Genre: Psychological suspense
Published: Sept. 27, 2005, by Crown
From the opening pages of 13 Steps Down, we know that we are about to witness the undoing of the principal characters – Mix Cellini, a man with an unhealthy interest in U.K. serial killer Reginald Christie and an obsession with a model with whom he has had several chance meetings, and his landlord, Gwendolen Chawcer, a grumpy, eccentric old woman (or "sarcastic old bitch," as Cellini pegs her) who spends her time reading the thousands of books lining the walls of her dark, cavernous old home and stores her flashlight in the refrigerator. We know that Cellini will undoubtedly kill and Chawcer is likely doomed to meet an unsavory fate, but it matters not: The pleasures of a Rendell novel lie in getting there. Her ability to convey the human mind's self-debate and rationalizations as, for example, Cellini finds ways – transparent to anyone but himself – to put himself in the path of his model crush is simply stunning. There's also a devastating look at unrequited love as Chawcer pines for the doctor who tended her father when she was a young lady. At this late stage, she takes to writing him letters and obsesses over the possibility that, all those years ago, he saw her accompany a family maid to an abortionist and deemed her classless.

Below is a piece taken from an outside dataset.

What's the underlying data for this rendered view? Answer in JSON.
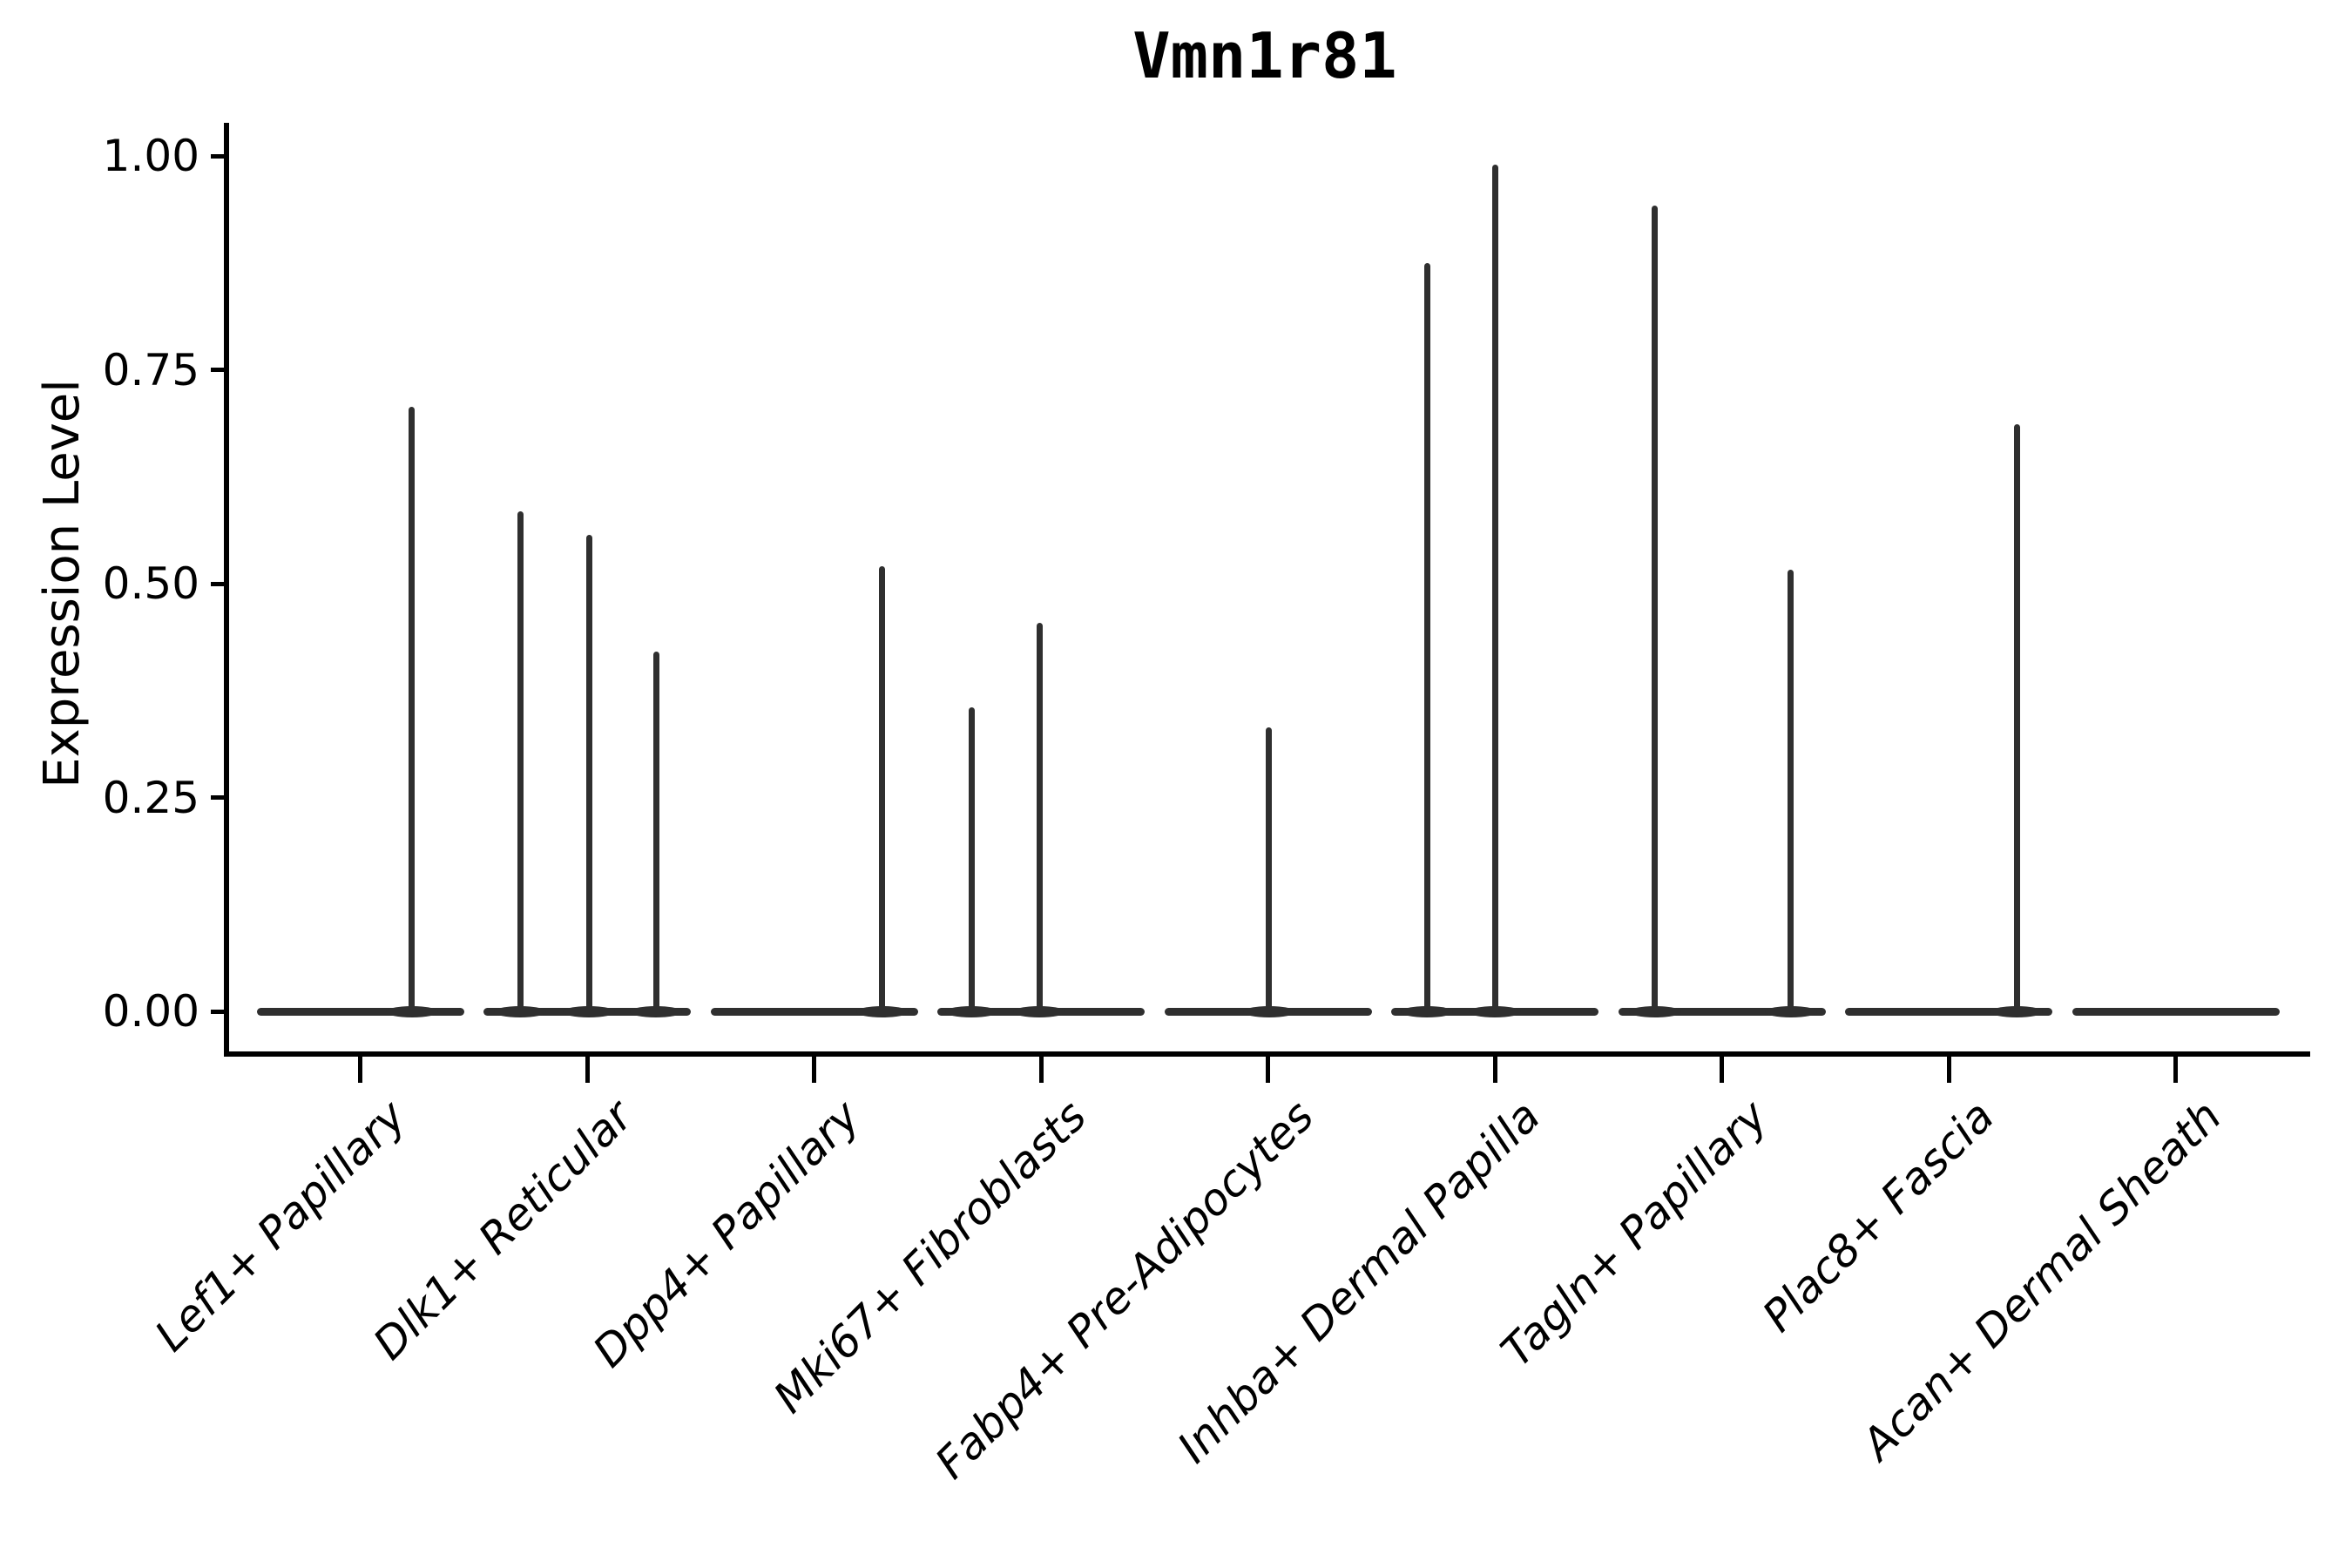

The use of a real-world figure, Christie, and the appearance on several occasions of a "ghost" are effective and welcomed deviations from typical Rendell plot elements, but Cellini's world unravels in classic Rendellian fashion. It's worth noting that the British master, after 41 years and more than 60 novels, apparently graced the New York Times bestseller list for the first time with this one thanks to a U.S. publicity blitz, and Entertainment Weekly named 13 Steps Down the number three fiction book of the year.